Without directly saying so, FDR was beginning to redraft the American social contract, adding a clause in which the U.S. government acknowledged a duty at least to try to protect investors from ruin at the hands of unscrupulous players in the market. Exactly how such protection would work was less important to Roosevelt than that it was offered in the first place.

So why is this relevant today? In today's world of mutual funds, 401ks and Exchanged Traded Funds, it's difficult to appreciate that back when the '33 Act was drafted and passed buying a stock was a lot like buying a house -- seller, broker and all -- and it was average Americans looking for nothing more than a sound investment who were preyed upon. It's also easy to forget that the 1920's had been a time of robust laissez-faire economic thought. The prevailing regulatory regime (if you could call it that) for the "Roaring '20s" was "buyer beware." Put the two together and the idea was that market participants were self regulating because if an investor was unhappy with the amount of information that was being disclosed the investor put his money elsewhere. But Roosevelt's people understood that the basic issue was not that consumers were being naïve (willfully or otherwise), it was that complex products (at the time) were being sold to somewhat unsophisticated investors. Thus, Roosevelt oriented his reforms toward equalizing the relationship between sellers (who had all the information and sophistication) and buyers who, too often, had neither. Sound familiar? The decision was made that the best way to remedy that imbalance was through "disclosure." Not just any disclosure, mind you, but a disclosure regime created and enforced by the Federal government. Elegant. Brilliant.
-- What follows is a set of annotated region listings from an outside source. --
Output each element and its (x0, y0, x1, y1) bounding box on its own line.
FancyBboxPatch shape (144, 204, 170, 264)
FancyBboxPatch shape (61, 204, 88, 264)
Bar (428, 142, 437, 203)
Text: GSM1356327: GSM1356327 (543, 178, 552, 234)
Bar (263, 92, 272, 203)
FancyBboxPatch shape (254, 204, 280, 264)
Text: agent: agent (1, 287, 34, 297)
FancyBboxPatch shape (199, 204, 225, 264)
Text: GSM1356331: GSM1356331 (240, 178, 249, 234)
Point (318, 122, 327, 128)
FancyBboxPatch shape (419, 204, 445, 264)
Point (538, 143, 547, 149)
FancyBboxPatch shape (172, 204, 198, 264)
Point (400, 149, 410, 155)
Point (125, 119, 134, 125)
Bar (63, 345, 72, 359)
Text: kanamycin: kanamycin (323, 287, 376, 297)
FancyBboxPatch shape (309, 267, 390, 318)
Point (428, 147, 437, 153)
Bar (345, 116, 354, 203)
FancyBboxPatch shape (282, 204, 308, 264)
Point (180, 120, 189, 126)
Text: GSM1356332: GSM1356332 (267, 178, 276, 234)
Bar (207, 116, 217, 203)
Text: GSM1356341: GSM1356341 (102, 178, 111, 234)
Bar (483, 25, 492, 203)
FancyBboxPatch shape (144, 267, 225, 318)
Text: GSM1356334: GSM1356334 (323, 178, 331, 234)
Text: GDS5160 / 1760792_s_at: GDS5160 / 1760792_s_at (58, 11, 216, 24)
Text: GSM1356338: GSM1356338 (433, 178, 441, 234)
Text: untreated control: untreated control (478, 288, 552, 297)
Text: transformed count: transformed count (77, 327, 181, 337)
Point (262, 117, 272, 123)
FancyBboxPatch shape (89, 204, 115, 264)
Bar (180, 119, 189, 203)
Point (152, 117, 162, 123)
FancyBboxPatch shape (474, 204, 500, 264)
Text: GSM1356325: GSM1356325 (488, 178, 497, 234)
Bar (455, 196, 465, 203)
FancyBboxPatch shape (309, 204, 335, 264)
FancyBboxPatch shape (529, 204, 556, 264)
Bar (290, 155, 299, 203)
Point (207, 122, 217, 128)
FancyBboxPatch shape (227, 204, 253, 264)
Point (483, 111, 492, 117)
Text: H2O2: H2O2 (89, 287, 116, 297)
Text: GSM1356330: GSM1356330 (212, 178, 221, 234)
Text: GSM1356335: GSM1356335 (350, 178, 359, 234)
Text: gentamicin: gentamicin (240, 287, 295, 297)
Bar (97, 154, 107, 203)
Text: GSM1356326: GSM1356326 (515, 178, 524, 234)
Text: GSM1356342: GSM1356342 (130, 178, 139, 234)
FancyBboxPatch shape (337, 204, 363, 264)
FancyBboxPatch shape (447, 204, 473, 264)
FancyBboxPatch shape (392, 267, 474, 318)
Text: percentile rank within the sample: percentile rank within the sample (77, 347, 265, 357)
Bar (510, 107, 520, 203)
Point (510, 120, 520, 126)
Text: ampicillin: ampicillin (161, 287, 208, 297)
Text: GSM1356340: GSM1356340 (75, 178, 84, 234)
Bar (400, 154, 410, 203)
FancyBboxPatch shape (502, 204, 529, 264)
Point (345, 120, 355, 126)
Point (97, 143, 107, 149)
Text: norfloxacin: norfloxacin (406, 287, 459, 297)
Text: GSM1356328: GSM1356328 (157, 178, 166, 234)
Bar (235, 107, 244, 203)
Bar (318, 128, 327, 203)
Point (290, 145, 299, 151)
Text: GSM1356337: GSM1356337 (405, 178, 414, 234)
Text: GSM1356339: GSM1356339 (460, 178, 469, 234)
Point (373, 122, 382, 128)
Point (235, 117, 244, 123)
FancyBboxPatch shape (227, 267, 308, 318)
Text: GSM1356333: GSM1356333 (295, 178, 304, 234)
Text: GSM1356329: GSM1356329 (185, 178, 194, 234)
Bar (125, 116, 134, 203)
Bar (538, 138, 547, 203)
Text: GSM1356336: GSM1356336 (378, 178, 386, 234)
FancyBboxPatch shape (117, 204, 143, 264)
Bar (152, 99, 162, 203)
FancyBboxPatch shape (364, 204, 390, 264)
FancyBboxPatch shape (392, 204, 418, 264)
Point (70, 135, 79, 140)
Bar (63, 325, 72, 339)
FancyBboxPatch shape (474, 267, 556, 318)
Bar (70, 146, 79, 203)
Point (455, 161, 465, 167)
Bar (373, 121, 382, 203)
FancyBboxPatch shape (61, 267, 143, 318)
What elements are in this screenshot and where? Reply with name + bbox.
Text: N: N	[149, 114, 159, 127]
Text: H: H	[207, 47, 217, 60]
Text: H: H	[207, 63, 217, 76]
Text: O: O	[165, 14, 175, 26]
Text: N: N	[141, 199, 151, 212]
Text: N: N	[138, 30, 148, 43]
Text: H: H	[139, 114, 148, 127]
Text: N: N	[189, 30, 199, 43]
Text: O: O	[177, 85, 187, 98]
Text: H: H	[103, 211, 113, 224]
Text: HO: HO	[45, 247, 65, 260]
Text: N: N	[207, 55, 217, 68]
Fast forward to today: equalizing the relationship between the sellers of financial products (credit cards, home equity lines of credit, adjustable rate mortgages, payday loans, the list goes on and on) and the buyers of those products should be the focus of financial regulatory reform. It really doesn't matter whether the regulator is independent. What matters is that we once and for all bury the arcane idea of "buyer beware" and decide that those who sell financial products to consumers have a duty to disclose their terms -- not the other way around. It's not a new idea. It's the New Deal.

[As a side note, I regard the provisions dealing with Federal preemption of State consumer protections laws -- a specialty of the Office of the Comptroller of the Currency -- to be the more significant provision of both the House and Senate bill. See, neither the House nor the Senate bill allows the new consumer protection "agency" or "bureau" (respectively) to determine which state consumer protection laws are preempted by what are surely to be the bureau's (or agency's) regulations. That determination is made by others. I think that is a mistake. The consumer protection entity will be in the best position to understand whether the assistance of enterprising State Attorney Generals (and even more enterprising plaintiffs' lawyers) is needed to protect consumers or whether the enforcement of State laws will interfere in new consumer protection agency's regulations.]